Program, Block, and StatementBlock are correctly typed if all of their children are correctly typed.

Assignment 5:

Your task in this assignment is to create an ASTVisitor that generates code for the subset of our language that does not use constants, variables, or procedures.

Download asm 9.4. (See the lecture on Code Generation and ASM for details)

You will want to watch the lectures on the JVM and ASM before attempting this assignment.

• Correct any errors from previous assignments.

• Modify your CompilerComponentFactory class by adding a method that returns an instance of your ASTVisitor The signature should be:

                 - public static ASTVisitor getCodeGenVisitor(String packageName, String className, String sourceFileName) ;
  

1.) Complete the impementation of the CodeGenVisitor class so that it can handle any programs in the subset of our language that does not involve constants, variables, or procedures. (We will add these in the next assignment) Your submission for this assignment should have an implementation of visitBlock, visitProgram, visitStatementOutput, visitStatementBlock, visitStatementIf, visitExpressionBinary, visitExpressionNumLit, visitExpressionStringLit, and visitExpressionBooleanLit.

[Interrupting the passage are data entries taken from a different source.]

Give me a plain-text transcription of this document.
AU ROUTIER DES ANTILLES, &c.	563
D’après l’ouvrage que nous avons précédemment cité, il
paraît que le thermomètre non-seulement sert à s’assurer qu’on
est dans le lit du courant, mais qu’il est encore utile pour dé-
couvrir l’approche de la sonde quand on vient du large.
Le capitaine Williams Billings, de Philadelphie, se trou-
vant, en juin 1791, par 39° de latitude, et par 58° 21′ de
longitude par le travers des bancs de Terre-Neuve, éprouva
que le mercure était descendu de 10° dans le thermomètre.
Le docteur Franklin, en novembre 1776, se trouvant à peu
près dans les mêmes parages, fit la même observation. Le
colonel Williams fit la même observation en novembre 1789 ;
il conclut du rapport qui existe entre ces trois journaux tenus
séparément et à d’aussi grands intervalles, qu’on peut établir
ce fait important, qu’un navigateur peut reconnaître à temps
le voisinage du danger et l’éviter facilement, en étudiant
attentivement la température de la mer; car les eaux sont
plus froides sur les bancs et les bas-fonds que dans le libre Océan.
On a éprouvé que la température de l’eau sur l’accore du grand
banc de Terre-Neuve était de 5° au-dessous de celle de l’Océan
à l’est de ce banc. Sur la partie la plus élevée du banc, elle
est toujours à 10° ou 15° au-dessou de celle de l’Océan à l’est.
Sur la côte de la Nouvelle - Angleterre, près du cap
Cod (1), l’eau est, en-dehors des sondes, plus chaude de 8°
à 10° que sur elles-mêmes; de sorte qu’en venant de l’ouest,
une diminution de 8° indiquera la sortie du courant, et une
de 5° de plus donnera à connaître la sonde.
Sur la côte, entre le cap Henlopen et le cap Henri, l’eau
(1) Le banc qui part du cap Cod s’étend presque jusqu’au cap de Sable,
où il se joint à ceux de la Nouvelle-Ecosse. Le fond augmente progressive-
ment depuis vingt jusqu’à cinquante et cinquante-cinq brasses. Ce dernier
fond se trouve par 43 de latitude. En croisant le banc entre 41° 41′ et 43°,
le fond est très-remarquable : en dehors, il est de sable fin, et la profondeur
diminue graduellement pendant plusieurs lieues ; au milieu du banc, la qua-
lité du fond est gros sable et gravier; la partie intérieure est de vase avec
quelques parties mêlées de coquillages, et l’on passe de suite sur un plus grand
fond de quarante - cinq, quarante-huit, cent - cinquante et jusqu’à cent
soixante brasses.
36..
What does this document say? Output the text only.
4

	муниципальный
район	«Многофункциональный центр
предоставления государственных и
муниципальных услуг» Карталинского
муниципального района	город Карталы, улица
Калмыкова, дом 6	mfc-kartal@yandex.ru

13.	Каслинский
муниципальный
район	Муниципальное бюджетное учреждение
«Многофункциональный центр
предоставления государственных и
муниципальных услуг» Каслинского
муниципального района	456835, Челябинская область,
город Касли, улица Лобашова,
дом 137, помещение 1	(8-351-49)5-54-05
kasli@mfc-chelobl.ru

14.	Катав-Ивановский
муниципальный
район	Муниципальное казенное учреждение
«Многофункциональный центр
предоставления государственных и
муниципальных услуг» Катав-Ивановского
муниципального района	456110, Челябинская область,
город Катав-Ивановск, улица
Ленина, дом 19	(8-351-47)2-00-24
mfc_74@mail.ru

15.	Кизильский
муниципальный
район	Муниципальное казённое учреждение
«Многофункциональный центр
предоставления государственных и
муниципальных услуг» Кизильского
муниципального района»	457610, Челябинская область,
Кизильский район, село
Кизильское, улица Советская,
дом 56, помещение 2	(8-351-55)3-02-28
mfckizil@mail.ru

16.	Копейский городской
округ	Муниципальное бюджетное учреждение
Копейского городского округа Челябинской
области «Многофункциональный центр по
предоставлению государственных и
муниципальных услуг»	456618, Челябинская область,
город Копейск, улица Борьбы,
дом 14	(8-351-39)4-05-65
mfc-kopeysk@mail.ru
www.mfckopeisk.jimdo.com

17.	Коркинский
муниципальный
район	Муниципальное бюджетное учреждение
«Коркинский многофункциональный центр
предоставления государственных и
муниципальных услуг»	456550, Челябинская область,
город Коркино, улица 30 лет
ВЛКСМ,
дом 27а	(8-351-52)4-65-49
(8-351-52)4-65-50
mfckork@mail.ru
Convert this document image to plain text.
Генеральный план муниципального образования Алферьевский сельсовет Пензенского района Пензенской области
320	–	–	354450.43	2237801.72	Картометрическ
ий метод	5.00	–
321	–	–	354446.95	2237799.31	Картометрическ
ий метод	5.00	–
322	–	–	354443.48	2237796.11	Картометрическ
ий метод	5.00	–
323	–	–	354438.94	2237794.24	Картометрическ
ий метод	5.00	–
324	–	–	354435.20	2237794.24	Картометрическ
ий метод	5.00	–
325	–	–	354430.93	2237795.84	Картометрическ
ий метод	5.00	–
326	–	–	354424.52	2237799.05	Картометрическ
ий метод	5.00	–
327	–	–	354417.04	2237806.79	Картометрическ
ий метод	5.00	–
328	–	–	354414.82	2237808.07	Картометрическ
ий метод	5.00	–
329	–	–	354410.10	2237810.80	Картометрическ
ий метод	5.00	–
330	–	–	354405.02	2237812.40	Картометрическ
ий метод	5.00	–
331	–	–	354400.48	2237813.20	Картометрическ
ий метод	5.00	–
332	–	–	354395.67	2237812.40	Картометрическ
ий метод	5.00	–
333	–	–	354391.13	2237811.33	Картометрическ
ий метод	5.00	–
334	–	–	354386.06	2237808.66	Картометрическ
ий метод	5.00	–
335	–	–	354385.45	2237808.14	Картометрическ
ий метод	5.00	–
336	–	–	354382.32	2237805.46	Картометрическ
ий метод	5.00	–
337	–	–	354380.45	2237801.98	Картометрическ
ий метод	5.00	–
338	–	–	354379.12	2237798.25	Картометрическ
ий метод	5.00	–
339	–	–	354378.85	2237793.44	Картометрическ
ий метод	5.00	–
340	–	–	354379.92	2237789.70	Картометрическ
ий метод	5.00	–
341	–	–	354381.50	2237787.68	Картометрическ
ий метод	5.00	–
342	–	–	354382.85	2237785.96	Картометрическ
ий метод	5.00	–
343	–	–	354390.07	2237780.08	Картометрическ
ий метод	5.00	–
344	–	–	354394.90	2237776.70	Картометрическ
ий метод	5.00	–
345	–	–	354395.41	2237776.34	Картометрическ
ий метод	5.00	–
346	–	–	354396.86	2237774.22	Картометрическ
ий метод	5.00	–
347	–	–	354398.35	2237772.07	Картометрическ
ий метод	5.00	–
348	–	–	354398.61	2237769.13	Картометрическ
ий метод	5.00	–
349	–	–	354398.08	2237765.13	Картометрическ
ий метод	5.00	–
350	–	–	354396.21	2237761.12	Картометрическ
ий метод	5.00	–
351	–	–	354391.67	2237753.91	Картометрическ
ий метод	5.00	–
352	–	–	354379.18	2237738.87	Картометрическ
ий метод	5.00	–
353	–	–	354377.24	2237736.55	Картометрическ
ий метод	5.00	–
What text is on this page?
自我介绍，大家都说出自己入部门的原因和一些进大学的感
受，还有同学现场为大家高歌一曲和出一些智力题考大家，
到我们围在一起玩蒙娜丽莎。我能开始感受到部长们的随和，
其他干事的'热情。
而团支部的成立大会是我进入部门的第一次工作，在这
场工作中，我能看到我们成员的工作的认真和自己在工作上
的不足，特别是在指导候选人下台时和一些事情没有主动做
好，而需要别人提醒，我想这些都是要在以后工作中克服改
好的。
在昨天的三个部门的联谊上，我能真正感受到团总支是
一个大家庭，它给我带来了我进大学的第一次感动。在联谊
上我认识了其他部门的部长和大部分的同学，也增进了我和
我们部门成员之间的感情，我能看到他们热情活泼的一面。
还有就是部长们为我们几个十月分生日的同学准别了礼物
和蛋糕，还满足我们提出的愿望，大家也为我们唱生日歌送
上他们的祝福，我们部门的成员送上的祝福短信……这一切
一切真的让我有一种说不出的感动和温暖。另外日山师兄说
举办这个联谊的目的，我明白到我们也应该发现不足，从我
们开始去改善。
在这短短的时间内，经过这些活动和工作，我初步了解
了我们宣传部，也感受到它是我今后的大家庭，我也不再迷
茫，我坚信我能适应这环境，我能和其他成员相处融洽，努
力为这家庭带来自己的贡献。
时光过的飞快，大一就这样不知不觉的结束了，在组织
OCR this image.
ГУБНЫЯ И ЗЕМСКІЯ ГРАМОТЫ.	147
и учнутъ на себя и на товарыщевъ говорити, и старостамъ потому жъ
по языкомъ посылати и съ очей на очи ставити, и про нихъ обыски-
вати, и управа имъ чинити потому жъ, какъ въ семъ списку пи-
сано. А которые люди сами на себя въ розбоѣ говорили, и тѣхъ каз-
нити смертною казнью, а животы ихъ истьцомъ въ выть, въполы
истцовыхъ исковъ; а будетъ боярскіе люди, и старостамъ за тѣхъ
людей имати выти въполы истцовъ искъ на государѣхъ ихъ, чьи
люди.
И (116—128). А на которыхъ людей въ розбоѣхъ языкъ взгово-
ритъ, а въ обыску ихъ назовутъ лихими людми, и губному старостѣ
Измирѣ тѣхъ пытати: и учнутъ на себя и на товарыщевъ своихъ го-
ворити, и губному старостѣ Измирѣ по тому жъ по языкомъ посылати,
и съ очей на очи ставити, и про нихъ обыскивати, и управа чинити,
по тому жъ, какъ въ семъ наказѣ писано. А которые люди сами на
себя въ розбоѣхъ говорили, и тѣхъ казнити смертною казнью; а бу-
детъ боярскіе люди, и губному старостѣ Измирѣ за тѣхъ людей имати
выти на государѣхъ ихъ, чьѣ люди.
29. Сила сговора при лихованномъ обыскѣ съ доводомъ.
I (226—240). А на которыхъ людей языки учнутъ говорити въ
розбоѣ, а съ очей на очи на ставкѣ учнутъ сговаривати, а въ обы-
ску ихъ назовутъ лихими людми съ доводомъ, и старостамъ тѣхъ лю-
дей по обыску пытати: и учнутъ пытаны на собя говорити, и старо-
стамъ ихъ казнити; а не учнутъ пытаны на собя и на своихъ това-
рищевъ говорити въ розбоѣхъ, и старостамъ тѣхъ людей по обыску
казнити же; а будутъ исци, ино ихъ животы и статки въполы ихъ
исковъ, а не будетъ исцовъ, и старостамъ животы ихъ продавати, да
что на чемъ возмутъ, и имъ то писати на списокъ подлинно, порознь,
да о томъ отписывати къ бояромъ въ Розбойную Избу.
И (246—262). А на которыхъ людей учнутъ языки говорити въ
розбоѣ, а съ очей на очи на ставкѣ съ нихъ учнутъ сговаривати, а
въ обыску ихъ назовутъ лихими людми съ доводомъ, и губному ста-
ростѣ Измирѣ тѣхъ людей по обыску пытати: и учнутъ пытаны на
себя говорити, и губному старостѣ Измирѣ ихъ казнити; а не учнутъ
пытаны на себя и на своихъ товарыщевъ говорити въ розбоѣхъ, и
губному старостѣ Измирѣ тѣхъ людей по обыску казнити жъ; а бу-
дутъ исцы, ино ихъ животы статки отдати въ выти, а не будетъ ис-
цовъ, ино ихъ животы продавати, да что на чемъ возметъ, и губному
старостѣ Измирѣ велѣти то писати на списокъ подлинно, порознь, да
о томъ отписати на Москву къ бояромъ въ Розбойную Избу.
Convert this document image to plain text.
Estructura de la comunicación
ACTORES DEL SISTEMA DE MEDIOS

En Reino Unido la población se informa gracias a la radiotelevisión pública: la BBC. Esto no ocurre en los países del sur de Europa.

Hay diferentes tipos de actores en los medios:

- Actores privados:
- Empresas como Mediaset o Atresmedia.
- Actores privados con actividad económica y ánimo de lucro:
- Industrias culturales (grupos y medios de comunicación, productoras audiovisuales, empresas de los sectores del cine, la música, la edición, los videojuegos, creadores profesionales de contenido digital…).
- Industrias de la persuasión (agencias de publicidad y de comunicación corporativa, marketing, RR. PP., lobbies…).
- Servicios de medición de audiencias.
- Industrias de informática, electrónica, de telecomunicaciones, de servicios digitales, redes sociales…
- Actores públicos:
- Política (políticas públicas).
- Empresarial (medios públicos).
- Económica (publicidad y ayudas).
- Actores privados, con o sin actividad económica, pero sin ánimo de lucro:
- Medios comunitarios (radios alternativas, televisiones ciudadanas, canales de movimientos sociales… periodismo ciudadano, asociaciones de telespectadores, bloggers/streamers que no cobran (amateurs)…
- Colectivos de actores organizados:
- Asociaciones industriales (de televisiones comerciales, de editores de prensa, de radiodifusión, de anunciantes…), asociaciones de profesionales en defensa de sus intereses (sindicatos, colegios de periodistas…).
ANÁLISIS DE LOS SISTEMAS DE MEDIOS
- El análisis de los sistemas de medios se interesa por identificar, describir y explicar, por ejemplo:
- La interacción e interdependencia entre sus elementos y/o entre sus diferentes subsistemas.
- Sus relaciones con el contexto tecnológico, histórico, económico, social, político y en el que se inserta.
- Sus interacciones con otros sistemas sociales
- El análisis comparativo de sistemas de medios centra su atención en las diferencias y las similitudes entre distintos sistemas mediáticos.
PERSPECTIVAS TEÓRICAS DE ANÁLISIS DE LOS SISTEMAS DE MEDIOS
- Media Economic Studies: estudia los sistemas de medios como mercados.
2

2.) The semantics of the language should be self-explanatory for the most part. We consider FALSE < TRUE, + means OR, and * means AND. For Strings S0 and S1, S0+S1 is the concatenation of S0 with S1. S0 < S1 means that S0 is a prefix of S1 and they are not equal to each other. S0 > S1 means that S1 is a suffix of S0 and they are not equal. In the java/lang/String class, methods concat, startsWith, endsWith, and equals will likely be useful. " ! exp " means output the value of the expression on the standard output. Use System.out.println but note that you will need to give the type of the expression as an argument to the INVOKEVIRTUAL instruction.

Assignment 6:

Complete the compiler for our language.